KAFKASSAM – Kafkasya Stratejik Araştırmalar Merkezi

  1. Anasayfa
  2. »
  3. Gündem
  4. »
  5. Serdar Bozdoğan: TÜRKİYE’NİN ORTA ASYA’DA GÜCÜNÜ ARTIRMASI İÇİN ADIM ATMALIYIZ

Serdar Bozdoğan: TÜRKİYE’NİN ORTA ASYA’DA GÜCÜNÜ ARTIRMASI İÇİN ADIM ATMALIYIZ

Hasan Oktay Hasan Oktay - - 5 dk okuma süresi
307 0

Türkiye Cumhuriyeti Devleti Orta Asya ile kök bağları, Afrika ile din kardeşliği, balkanlar ile kader birlikteliği olan kadim bir devlettir.

Medeniyetin yeşermesi ve adil düzenin insan öncelikli bir sistem içerisinde ilerlemesi için tarihin her devrinde öncü olan Türk milleti devletinin ilke ve prensipleri içerisinde hareket etmeye her zaman özen göstermiştir.

Geçmiş asırlara baktığımızda Türkistan diyerek ifade ettiğimiz bugünün Orta Asya olarak ele alındığı yerde bulunan kardeşlerimizin yaşadığı Afganistan’ da dış mihrakların öncülüğünü başlattığı ve kendi iç siyasi dinamikleri içerisinde tezahür eden gelişmeler hem üzücü hem de ciddi manada üzerinde durduğumuz gelişmeler ile gündemdeki yerini koruyor. Devletimizin bu hususta en doğru politikalar ile gelişmelere yönelik adım atacağından emin olarak farklı bir pencereden konuyu ele almak gerekiyor.
Bu konu diplomasinin de gereği olan insani yardım ilkeleri ile sürece yönelik adım atmak olacaktır.
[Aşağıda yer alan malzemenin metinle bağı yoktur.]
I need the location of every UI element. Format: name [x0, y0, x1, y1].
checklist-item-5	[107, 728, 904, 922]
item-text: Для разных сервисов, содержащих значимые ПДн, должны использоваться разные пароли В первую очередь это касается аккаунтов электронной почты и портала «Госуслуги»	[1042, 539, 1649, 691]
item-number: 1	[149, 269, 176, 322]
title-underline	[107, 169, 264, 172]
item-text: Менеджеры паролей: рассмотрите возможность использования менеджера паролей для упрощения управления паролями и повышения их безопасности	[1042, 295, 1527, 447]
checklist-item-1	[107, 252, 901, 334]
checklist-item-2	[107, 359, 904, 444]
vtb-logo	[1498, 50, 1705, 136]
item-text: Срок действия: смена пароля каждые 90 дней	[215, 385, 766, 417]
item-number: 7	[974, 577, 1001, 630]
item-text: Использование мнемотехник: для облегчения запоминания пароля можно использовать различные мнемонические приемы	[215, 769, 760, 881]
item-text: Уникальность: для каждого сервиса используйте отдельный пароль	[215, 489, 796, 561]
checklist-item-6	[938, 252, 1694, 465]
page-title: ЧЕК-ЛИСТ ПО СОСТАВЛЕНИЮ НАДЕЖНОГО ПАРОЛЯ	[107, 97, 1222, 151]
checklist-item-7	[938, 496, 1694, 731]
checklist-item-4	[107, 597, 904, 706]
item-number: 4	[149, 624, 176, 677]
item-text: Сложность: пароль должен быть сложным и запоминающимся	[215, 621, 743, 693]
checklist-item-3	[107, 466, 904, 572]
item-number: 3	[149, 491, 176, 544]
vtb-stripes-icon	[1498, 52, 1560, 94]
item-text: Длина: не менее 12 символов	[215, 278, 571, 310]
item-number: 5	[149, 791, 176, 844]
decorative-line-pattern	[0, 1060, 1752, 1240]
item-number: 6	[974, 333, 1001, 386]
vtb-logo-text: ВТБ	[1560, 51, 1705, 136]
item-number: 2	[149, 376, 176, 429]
Talibanın yönetimi ele geçirmesi ardından Afganistan’ da çıkan kaos süreci tüm dünya gibi ülkemizi de etkiledi. Özellikle mülteci ve sığınmacı konularında daha hassas bir süreçten geçtiğimiz günümüzde bu konu ile devletimiz daha ileri seviyede ilgi gösterip güçlü politikalar ile krizi yönetmeye gayret ediyor. İnsani yardım ve göç politikaları üzerine sahada görev yapan diplomatlar ile insani yardım faaliyetleri ve göç politikaları konularında ortak bir koordinasyon içerisinde ve hızlı bir şekilde tertip edilmesi en doğru adım olacaktır.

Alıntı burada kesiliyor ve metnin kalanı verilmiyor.